PAR-1 receptor agonism has been extensively studied in vitro and is associated with platelet activation and aggregation,8 vasodilatation,9 and angiogenesis.10 Although studies in small animals suggest that PAR-1 and PAR-2 agonism induces vasodilatation,11,12 there is significant species heterogeneity, and rodent models are of limited relevance to humans.13 Exploring the role of PAR-1 receptors in the human vasculature would deepen our understanding of the physiological role of thrombin and would be of interest in the development of new therapeutic strategies such as PAR-1 receptor antagonists14,15 and direct thrombin inhibitors.16,17
Therefore, the aims of the present study were to determine the direct in vivo vascular effects of PAR-1 agonism in the human vasculature. Specifically, we wished to assess the direct role of PAR-1 activation on platelet activation and aggregation, venous and arterial tone, and the release of endothelium-derived factors in vivo in humans.
Fifty-two healthy male and female nonsmokers (age, 20 to 38 years) were recruited into the study (Table 1). Participants had not been taking any regular medications, over-the-counter medications, herbal supplements, or vitamins. They did not have clinically significant coexisting conditions, including hypertension, hyperlipidemia, diabetes mellitus, asthma, and coagulopathy, and had not suffered a recent infective or inflammatory condition. The study was approved by the local research ethics committee and conducted in accordance with the Declaration of Helsinki and with the written informed consent of all volunteers.
Protocol 1: Platelet Aggregometry
Blood was sampled with a 19-gauge needle from the antecubital fossa into a 50-mL syringe, transferred into tubes containing 3.8% citrate, and centrifuged at 130g for 20 minutes at room temperature to obtain platelet-rich plasma. Blood was centrifuged at 1200g for 10 minutes to obtain platelet-poor plasma for reference samples. Platelet aggregation was measured at 37°C using standard optical platelet aggregometry.18,19
Preliminary in vitro platelet studies were carried out to construct concentration-response curves to define the concentration of the PAR-1 agonist SFLLRN-NH2 that caused platelet activation and aggregation. SFLLRN-NH2 (Auspep, Parkville Victoria, Australia) was compared with the thromboxane A2 agonist U46619 (Sigma, Gillingham, UK) in both platelet-rich plasma and washed platelets.18 To assess the specificity of the PAR-1–activating peptide, both SFLLRN-NH2– and U46619-induced platelet aggregation was assessed in the presence and absence of the PAR-1 antagonist RWJ-5825913 (αS-N-[(1S)-3-amino-1-[[(phenylmethyl)-amino]carbonyl]propyl]-alpha-[[[[[1-(2,6-dichlorophenyl)methyl]-3- (1-pyrrolidinylmethyl)-1H-indazol-6-yl]amino]carbonyl]amino]-3, 4-difluorobenzenepropanamide; American Peptide Co, Sunnyvale, Calif) in washed platelets. SFLLRN-NH2–induced platelet aggregation was also assessed in the presence of the direct thrombin inhibitor lepirudin (0.1 and 1.0 mg/mL; Schering, Burgess Hill, UK).

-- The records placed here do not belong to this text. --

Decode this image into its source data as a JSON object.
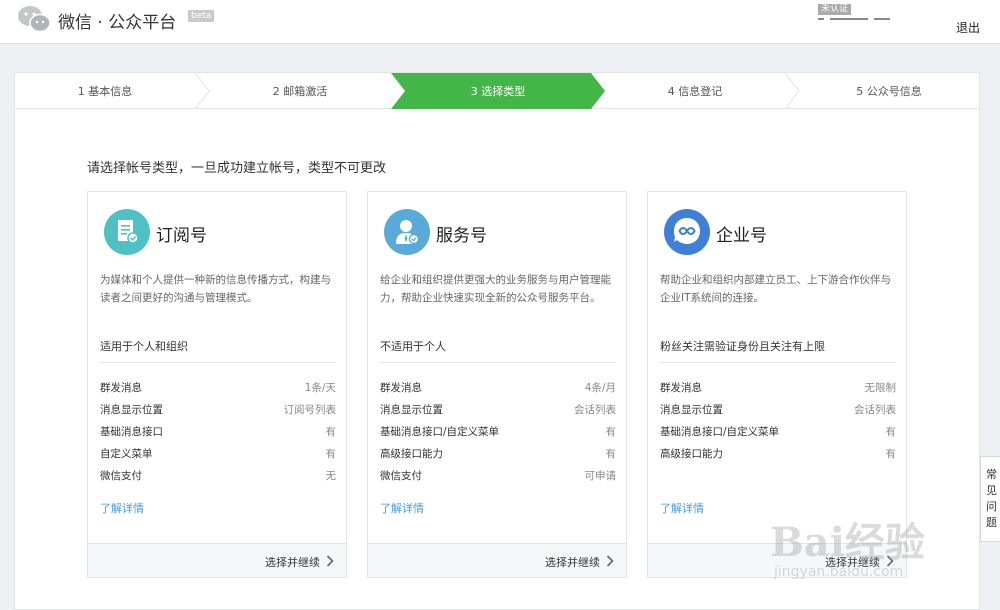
{
  "header": {
    "brand": "微信 · 公众平台",
    "beta": "beta",
    "verify": "未认证",
    "logout": "退出"
  },
  "steps": [
    {
      "label": "1 基本信息",
      "active": false
    },
    {
      "label": "2 邮箱激活",
      "active": false
    },
    {
      "label": "3 选择类型",
      "active": true
    },
    {
      "label": "4 信息登记",
      "active": false
    },
    {
      "label": "5 公众号信息",
      "active": false
    }
  ],
  "intro": "请选择帐号类型，一旦成功建立帐号，类型不可更改",
  "cards": [
    {
      "title": "订阅号",
      "icon": "subscription-icon",
      "color": "#4fc1c5",
      "desc": "为媒体和个人提供一种新的信息传播方式，构建与读者之间更好的沟通与管理模式。",
      "target": "适用于个人和组织",
      "features": [
        {
          "k": "群发消息",
          "v": "1条/天"
        },
        {
          "k": "消息显示位置",
          "v": "订阅号列表"
        },
        {
          "k": "基础消息接口",
          "v": "有"
        },
        {
          "k": "自定义菜单",
          "v": "有"
        },
        {
          "k": "微信支付",
          "v": "无"
        }
      ],
      "more": "了解详情",
      "action": "选择并继续"
    },
    {
      "title": "服务号",
      "icon": "service-icon",
      "color": "#5aaad8",
      "desc": "给企业和组织提供更强大的业务服务与用户管理能力，帮助企业快速实现全新的公众号服务平台。",
      "target": "不适用于个人",
      "features": [
        {
          "k": "群发消息",
          "v": "4条/月"
        },
        {
          "k": "消息显示位置",
          "v": "会话列表"
        },
        {
          "k": "基础消息接口/自定义菜单",
          "v": "有"
        },
        {
          "k": "高级接口能力",
          "v": "有"
        },
        {
          "k": "微信支付",
          "v": "可申请"
        }
      ],
      "more": "了解详情",
      "action": "选择并继续"
    },
    {
      "title": "企业号",
      "icon": "enterprise-icon",
      "color": "#3f7fd6",
      "desc": "帮助企业和组织内部建立员工、上下游合作伙伴与企业IT系统间的连接。",
      "target": "粉丝关注需验证身份且关注有上限",
      "features": [
        {
          "k": "群发消息",
          "v": "无限制"
        },
        {
          "k": "消息显示位置",
          "v": "会话列表"
        },
        {
          "k": "基础消息接口/自定义菜单",
          "v": "有"
        },
        {
          "k": "高级接口能力",
          "v": "有"
        }
      ],
      "more": "了解详情",
      "action": "选择并继续"
    }
  ],
  "faq": "常见问题",
  "watermark": {
    "t1": "Bai经验",
    "t2": "jingyan.baidu.com"
  },
  "colors": {
    "accent": "#44b549",
    "link": "#459ae9"
  }
}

We chose the concentration of SFLLRN-NH2 that caused nearly maximal platelet aggregation and assumed that the vascular and platelet PAR-1 receptor sensitivities were equivalent. However, before progressing to in vivo infusions, we defined the dose of tirofiban that would completely inhibit platelet aggregation using the clinical-grade preparation of SFLLRN-NH2. Platelet-rich plasma was incubated for 5 minutes in the presence or absence of tirofiban (Merck, Sharp and Dohme, Hoddesdon, UK) at 50 ng/mL.20 Platelet aggregation was measured after administration of 0.06 to 12 μmol/L of the PAR-1–activating peptide SFLLRN-NH2 (Clinalfa, Laufelfingen, Switzerland) by a 4-channel platelet aggregometry profiler (PAP-4D, Bio/Data Corp, Horsham, Pa) linked to PC interface software (Platelet Aggregation Profiler, version 2.3, Bio/Data Corp).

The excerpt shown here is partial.